Discussion Thread: DIP 1035-- at system Variables--Community Review Round 1
Andrei Alexandrescu
SeeWebsiteForEmail at erdani.com
Wed Jun 17 16:30:05 UTC 2020
On 6/17/20 11:58 AM, Dennis wrote:
> Forgetting a @system annotation does not allow you to break @safe with
> DIP 1035. Let's take this example:
> ```
> int* x = cast(int*) 0x0F48;
> void main() @safe {
> *x = 3;
> }
> ```
> This compiles today. With DIP 1035, x would be _inferred_ @system.
> Marking it @safe would be an error, marking it @system would be
> redundant.
Cool. So the unsafe part is embedded in the history of x, and its
@system attribute carries that to @safe code using the variable. That's
akin to https://en.wikipedia.org/wiki/Taint_checking, perhaps the DIP
could mention that.
(Note that this is also disallowing a number of correct programs:
int* x = cast(int*) 0x0F48;
void main() @safe {
x = new int;
*x = 3;
})
Leading with this example would do good for the paper. Looking through
the current narrative, it's difficult to distinguish fixable trouble
with @safe from the value added by the proposed feature.
Going through the code samples:
* Good illustratory example of status quo: void main() @safe { int* a =
void; ... }
* Sumtype example: move to existing issues that need a fix for
__traits(getMember).

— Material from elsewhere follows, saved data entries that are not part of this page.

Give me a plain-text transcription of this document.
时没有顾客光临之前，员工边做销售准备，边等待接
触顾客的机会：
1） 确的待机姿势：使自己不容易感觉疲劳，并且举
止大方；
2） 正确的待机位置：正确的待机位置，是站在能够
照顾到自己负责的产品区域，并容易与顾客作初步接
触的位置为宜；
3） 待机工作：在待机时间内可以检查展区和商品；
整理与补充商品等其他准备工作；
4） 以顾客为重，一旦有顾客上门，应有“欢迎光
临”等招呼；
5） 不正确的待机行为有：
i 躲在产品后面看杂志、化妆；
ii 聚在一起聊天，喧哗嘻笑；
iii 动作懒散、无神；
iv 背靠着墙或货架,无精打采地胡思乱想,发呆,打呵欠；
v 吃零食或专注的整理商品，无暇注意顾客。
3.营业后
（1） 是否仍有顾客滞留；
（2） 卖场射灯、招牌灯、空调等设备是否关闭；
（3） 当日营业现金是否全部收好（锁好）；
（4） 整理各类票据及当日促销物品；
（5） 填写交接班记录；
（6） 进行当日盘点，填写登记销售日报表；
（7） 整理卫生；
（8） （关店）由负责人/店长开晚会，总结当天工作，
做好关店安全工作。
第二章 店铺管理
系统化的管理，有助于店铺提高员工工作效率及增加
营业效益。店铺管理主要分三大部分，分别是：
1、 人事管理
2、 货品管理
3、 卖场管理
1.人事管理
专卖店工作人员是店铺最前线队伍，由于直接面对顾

Replace with a compelling example such as the one
above.
* The example with @safe vs. @safe: is not very relevant because fixing
it invalidates it.
* Probably getPtr() is a good opener that could go as far back as the
rationale. Fundamentally: variables don't carry information about their
being initialized in safe code. This is very much akin to tainted.
* The bool story seems like a problem with bool more than anything. It
seems excessive to mark something as common and useful as bool as a
@system type. The right solution is to fix bool.
Generally confining the issues with @safe that need solving anyway to
their own section (or an appendix) and presenting a value proposition
independently of that would make the proposal stronger.